Methods: In order to prioritize the important locations of DNAm abnormalities, we knock out EM genes with CRISPR/Cas9 in primary NPCs and detect the DNA epi-signatures via Nanopore sequencing. We will then overlap the differentially methylated CpG regions (DMRs) and validate the shared ones via CRISPR-interference to identify functional CpGs.

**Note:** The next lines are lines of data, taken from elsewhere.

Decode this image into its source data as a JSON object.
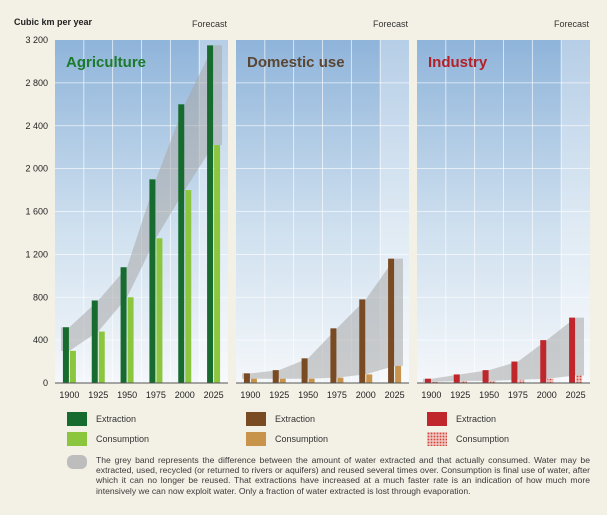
{
  "chart_data": {
    "type": "bar",
    "ylabel": "Cubic km per year",
    "ylim": [
      0,
      3200
    ],
    "yticks": [
      "0",
      "400",
      "800",
      "1 200",
      "1 600",
      "2 000",
      "2 400",
      "2 800",
      "3 200"
    ],
    "categories": [
      "1900",
      "1925",
      "1950",
      "1975",
      "2000",
      "2025"
    ],
    "forecast_label": "Forecast",
    "panels": [
      {
        "title": "Agriculture",
        "title_color": "#1b7a2b",
        "series": [
          {
            "name": "Extraction",
            "color": "#176b2e",
            "values": [
              520,
              770,
              1080,
              1900,
              2600,
              3150
            ]
          },
          {
            "name": "Consumption",
            "color": "#8cc63e",
            "values": [
              300,
              480,
              800,
              1350,
              1800,
              2220
            ]
          }
        ]
      },
      {
        "title": "Domestic use",
        "title_color": "#5a4632",
        "series": [
          {
            "name": "Extraction",
            "color": "#7a4a23",
            "values": [
              90,
              120,
              230,
              510,
              780,
              1160
            ]
          },
          {
            "name": "Consumption",
            "color": "#c8934a",
            "values": [
              40,
              40,
              40,
              50,
              80,
              160
            ]
          }
        ]
      },
      {
        "title": "Industry",
        "title_color": "#b42028",
        "series": [
          {
            "name": "Extraction",
            "color": "#c0272d",
            "values": [
              40,
              80,
              120,
              200,
              400,
              610
            ]
          },
          {
            "name": "Consumption",
            "color": "#e07a72",
            "values": [
              10,
              20,
              20,
              30,
              40,
              70
            ]
          }
        ]
      }
    ]
  },
  "legend": {
    "extraction_label": "Extraction",
    "consumption_label": "Consumption"
  },
  "note": "The grey band represents the difference between the amount of water extracted and that actually consumed. Water may be extracted, used, recycled (or returned to rivers or aquifers) and reused several times over. Consumption is final use of water, after which it can no longer be reused. That extractions have increased at a much faster rate is an indication of how much more intensively we can now exploit water. Only a fraction of water extracted is lost through evaporation."
}
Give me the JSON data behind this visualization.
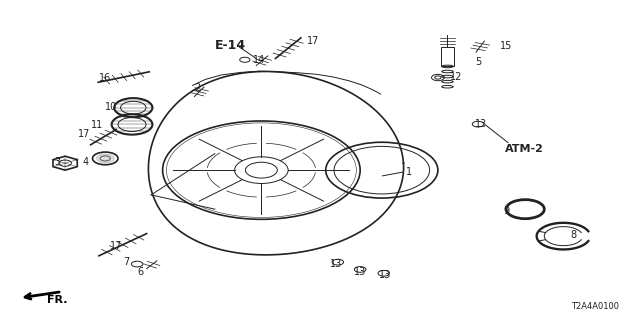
{
  "background_color": "#ffffff",
  "fig_width": 6.4,
  "fig_height": 3.2,
  "dpi": 100,
  "diagram_code": "T2A4A0100",
  "e14_label": "E-14",
  "atm2_label": "ATM-2",
  "fr_label": "FR.",
  "line_color": "#222222",
  "label_color": "#222222",
  "font_size": 7,
  "bold_font_size": 8
}
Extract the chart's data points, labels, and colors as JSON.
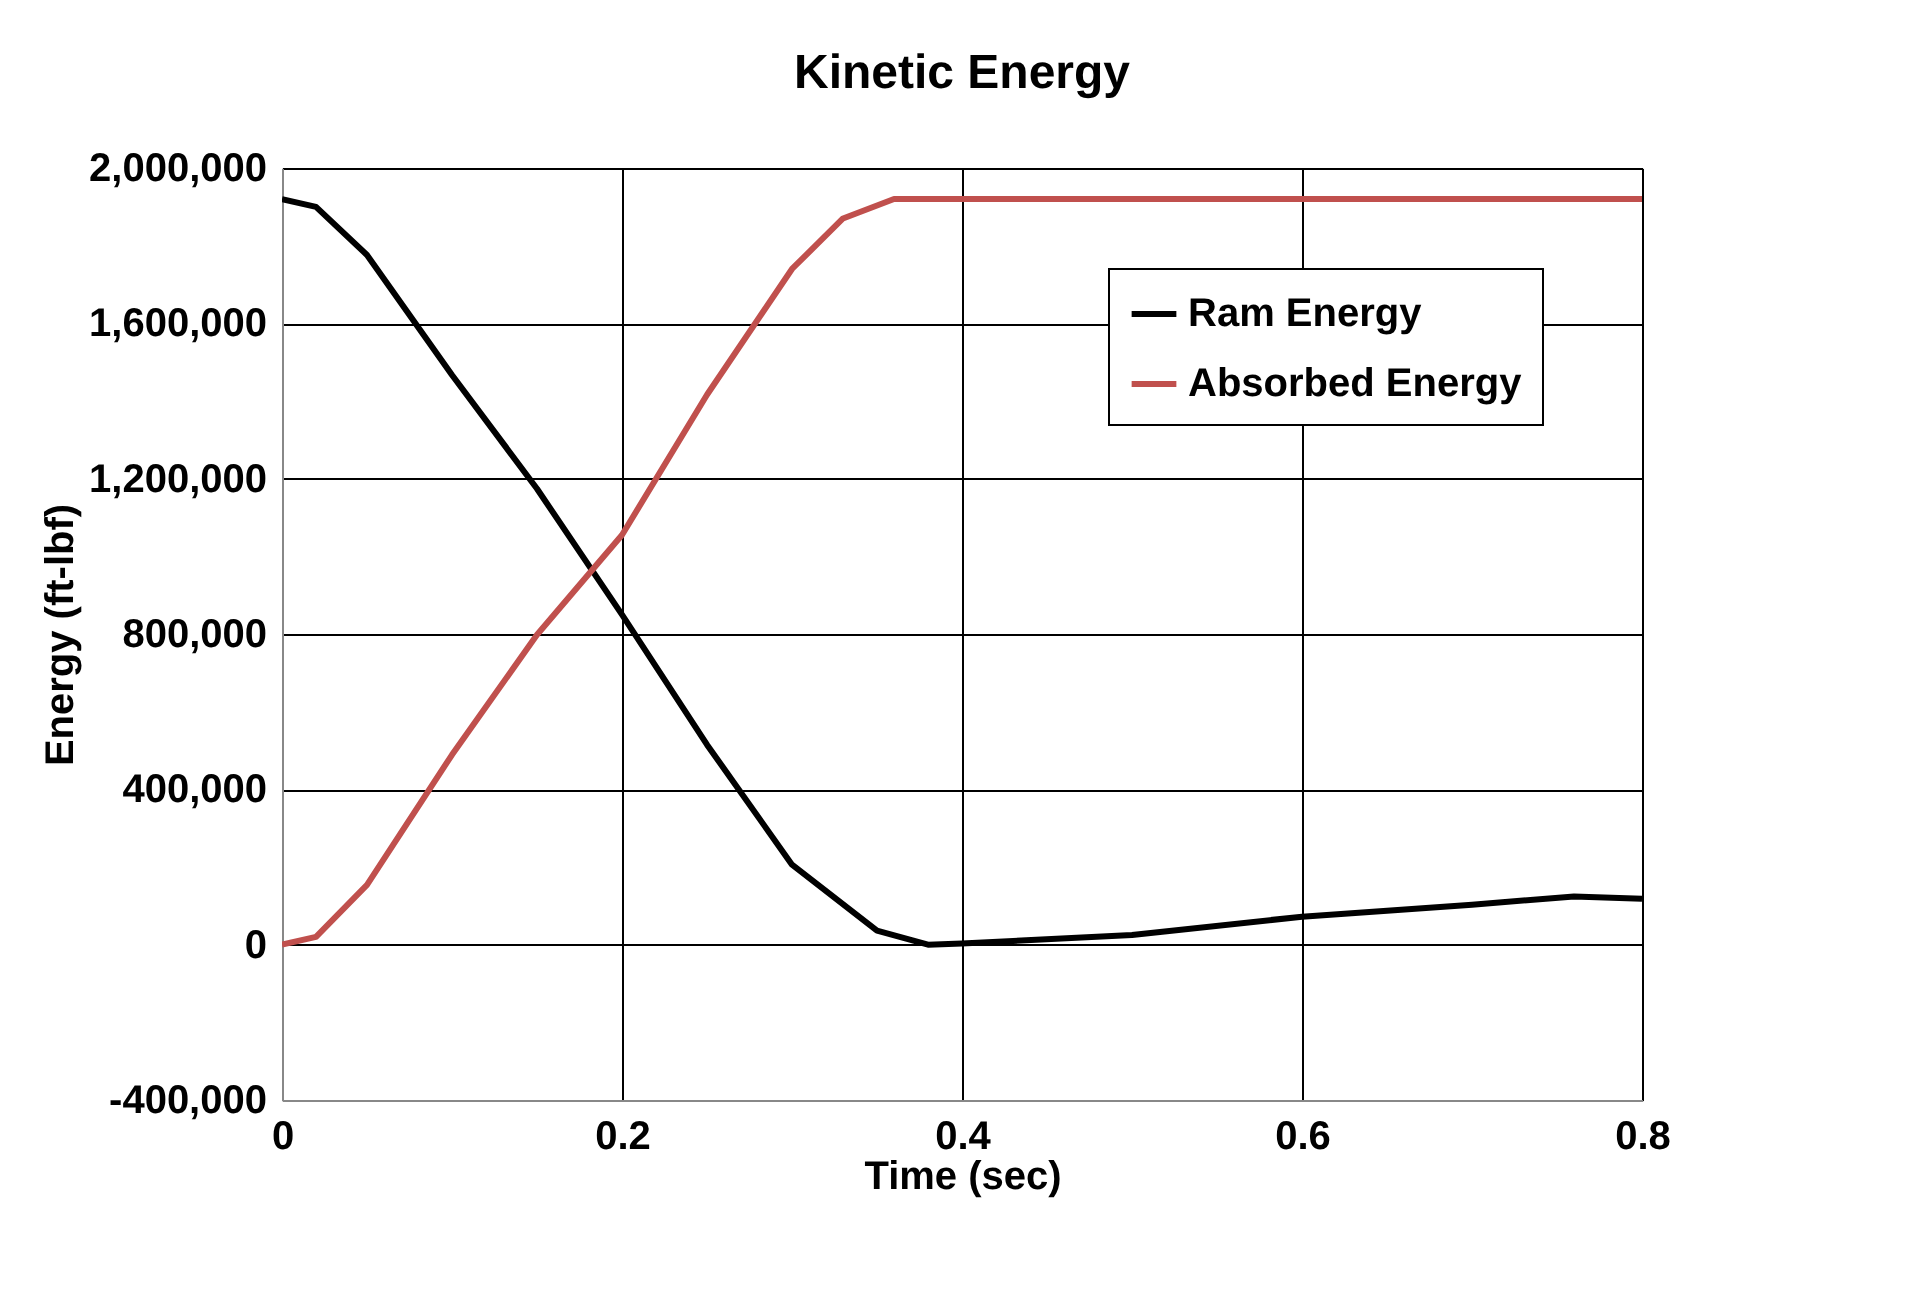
{
  "chart_data": {
    "type": "line",
    "title": "Kinetic Energy",
    "xlabel": "Time (sec)",
    "ylabel": "Energy (ft-lbf)",
    "xlim": [
      0,
      0.8
    ],
    "xticks": [
      0,
      0.2,
      0.4,
      0.6,
      0.8
    ],
    "ylim": [
      -400000,
      2000000
    ],
    "yticks": [
      {
        "value": -400000,
        "label": "-400,000"
      },
      0,
      {
        "value": 400000,
        "label": "400,000"
      },
      {
        "value": 800000,
        "label": "800,000"
      },
      {
        "value": 1200000,
        "label": "1,200,000"
      },
      {
        "value": 1600000,
        "label": "1,600,000"
      },
      {
        "value": 2000000,
        "label": "2,000,000"
      }
    ],
    "grid": true,
    "legend": "top right",
    "marker": "none",
    "line_style": "solid",
    "series": [
      {
        "name": "Ram Energy",
        "color": "#000000",
        "x": [
          0,
          0.02,
          0.05,
          0.1,
          0.15,
          0.2,
          0.25,
          0.3,
          0.35,
          0.38,
          0.4,
          0.5,
          0.6,
          0.7,
          0.76,
          0.8
        ],
        "values": [
          1920000,
          1900000,
          1776000,
          1467000,
          1174000,
          850000,
          515000,
          206000,
          36000,
          0,
          3000,
          25000,
          72000,
          103000,
          124000,
          118000
        ]
      },
      {
        "name": "Absorbed Energy",
        "color": "#c0504d",
        "x": [
          0,
          0.02,
          0.05,
          0.1,
          0.15,
          0.2,
          0.25,
          0.3,
          0.33,
          0.36,
          0.5,
          0.8
        ],
        "values": [
          0,
          20000,
          154000,
          489000,
          798000,
          1055000,
          1416000,
          1740000,
          1870000,
          1920000,
          1920000,
          1920000
        ]
      }
    ]
  }
}
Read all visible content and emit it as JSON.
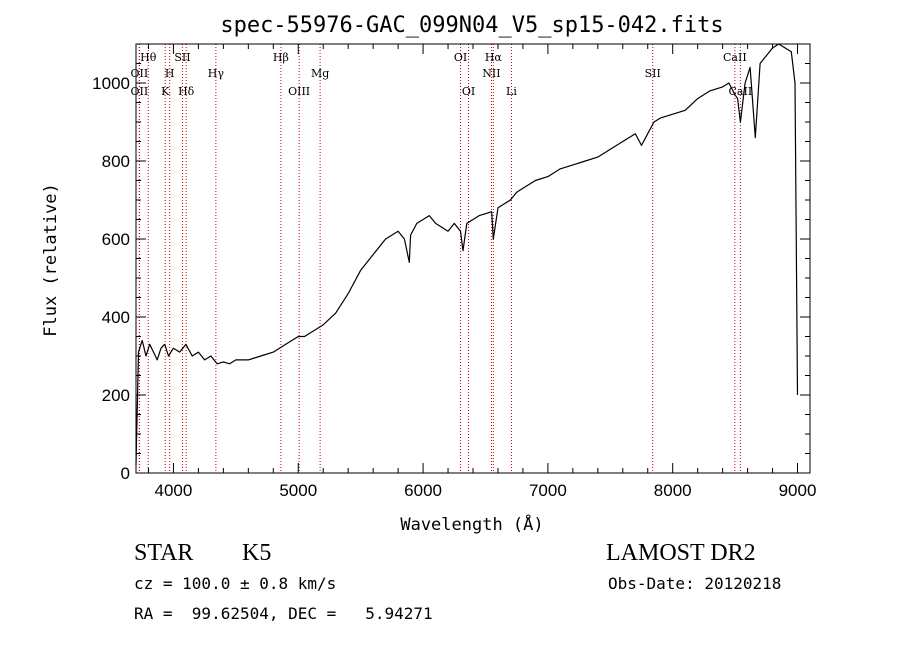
{
  "chart_data": {
    "type": "line",
    "title": "spec-55976-GAC_099N04_V5_sp15-042.fits",
    "xlabel": "Wavelength (Å)",
    "ylabel": "Flux (relative)",
    "xlim": [
      3700,
      9100
    ],
    "ylim": [
      0,
      1100
    ],
    "xticks": [
      4000,
      5000,
      6000,
      7000,
      8000,
      9000
    ],
    "yticks": [
      0,
      200,
      400,
      600,
      800,
      1000
    ],
    "line_color": "#000000",
    "marker_color": "#c00000",
    "series": [
      {
        "x": [
          3700,
          3720,
          3750,
          3780,
          3810,
          3840,
          3870,
          3900,
          3930,
          3960,
          4000,
          4050,
          4100,
          4150,
          4200,
          4250,
          4300,
          4350,
          4400,
          4450,
          4500,
          4600,
          4700,
          4800,
          4850,
          4900,
          4950,
          5000,
          5050,
          5100,
          5150,
          5200,
          5300,
          5400,
          5500,
          5600,
          5700,
          5800,
          5850,
          5890,
          5900,
          5950,
          6000,
          6050,
          6100,
          6150,
          6200,
          6250,
          6300,
          6320,
          6350,
          6400,
          6450,
          6500,
          6550,
          6563,
          6600,
          6650,
          6700,
          6750,
          6800,
          6900,
          7000,
          7100,
          7200,
          7300,
          7400,
          7500,
          7600,
          7650,
          7700,
          7750,
          7800,
          7850,
          7900,
          8000,
          8100,
          8200,
          8300,
          8400,
          8450,
          8498,
          8520,
          8542,
          8580,
          8620,
          8662,
          8700,
          8750,
          8800,
          8850,
          8900,
          8950,
          8980,
          9000
        ],
        "y": [
          20,
          310,
          340,
          300,
          330,
          310,
          290,
          320,
          330,
          300,
          320,
          310,
          330,
          300,
          310,
          290,
          300,
          280,
          285,
          280,
          290,
          290,
          300,
          310,
          320,
          330,
          340,
          350,
          350,
          360,
          370,
          380,
          410,
          460,
          520,
          560,
          600,
          620,
          600,
          540,
          610,
          640,
          650,
          660,
          640,
          630,
          620,
          640,
          620,
          570,
          640,
          650,
          660,
          665,
          670,
          600,
          680,
          690,
          700,
          720,
          730,
          750,
          760,
          780,
          790,
          800,
          810,
          830,
          850,
          860,
          870,
          840,
          870,
          900,
          910,
          920,
          930,
          960,
          980,
          990,
          1000,
          970,
          960,
          900,
          1000,
          1040,
          860,
          1050,
          1070,
          1090,
          1100,
          1090,
          1080,
          1000,
          200
        ]
      }
    ],
    "spectral_lines": [
      {
        "label": "Hθ",
        "x": 3798,
        "row": 1
      },
      {
        "label": "OII",
        "x": 3727,
        "row": 2
      },
      {
        "label": "OII",
        "x": 3727,
        "row": 3
      },
      {
        "label": "H",
        "x": 3970,
        "row": 2
      },
      {
        "label": "K",
        "x": 3934,
        "row": 3
      },
      {
        "label": "SII",
        "x": 4072,
        "row": 1
      },
      {
        "label": "Hδ",
        "x": 4102,
        "row": 3
      },
      {
        "label": "Hγ",
        "x": 4340,
        "row": 2
      },
      {
        "label": "Hβ",
        "x": 4861,
        "row": 1
      },
      {
        "label": "OIII",
        "x": 5007,
        "row": 3
      },
      {
        "label": "Mg",
        "x": 5175,
        "row": 2
      },
      {
        "label": "OI",
        "x": 6300,
        "row": 1
      },
      {
        "label": "OI",
        "x": 6364,
        "row": 3
      },
      {
        "label": "Hα",
        "x": 6563,
        "row": 1
      },
      {
        "label": "NII",
        "x": 6548,
        "row": 2
      },
      {
        "label": "Li",
        "x": 6708,
        "row": 3
      },
      {
        "label": "SII",
        "x": 7840,
        "row": 2
      },
      {
        "label": "CaII",
        "x": 8498,
        "row": 1
      },
      {
        "label": "CaII",
        "x": 8542,
        "row": 3
      }
    ]
  },
  "info": {
    "class": "STAR",
    "subclass": "K5",
    "survey": "LAMOST DR2",
    "cz": "cz = 100.0 ± 0.8 km/s",
    "obs_date": "Obs-Date: 20120218",
    "coords": "RA =  99.62504, DEC =   5.94271"
  }
}
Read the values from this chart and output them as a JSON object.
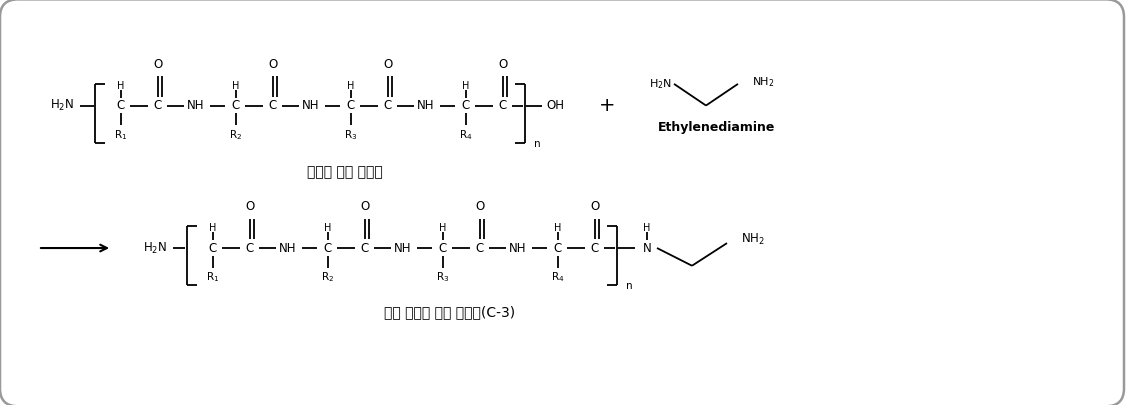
{
  "bg_color": "#ffffff",
  "border_color": "#999999",
  "text_color": "#000000",
  "fig_width": 11.27,
  "fig_height": 4.05,
  "dpi": 100,
  "label_top_korean": "단백질 가수 분해물",
  "label_bottom_korean": "변성 단백질 가수 분해물(C-3)",
  "ethylenediamine_label": "Ethylenediamine"
}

Results: We have identified thousands of DMRs after EM gene knockouts, including Ep300 and Kmt2a. Specifically, hyperDMRs are enriched in gene bodies and promoter regions, whereas hypoDMRs are more located in transcription binding sites and gene bodies. However, not all of the disease-causing EM genes show significant DMRs, suggesting different mechanisms behind the observed phenotypes of those MDEMs. Further work will highlight which of the CpGs have functional consequences.
Conclusions: Our findings suggest that many disease-causing EM genes significantly impact DNAm. Interestingly, genes with large DMRs belong to a group that is predicted to be highly intolerant towards mutations and associates strongly with neurodevelopmental disorders. This study can therefore identify functionally important CpG sites in MDEMs and provide important understanding of the mechanism of these disorders.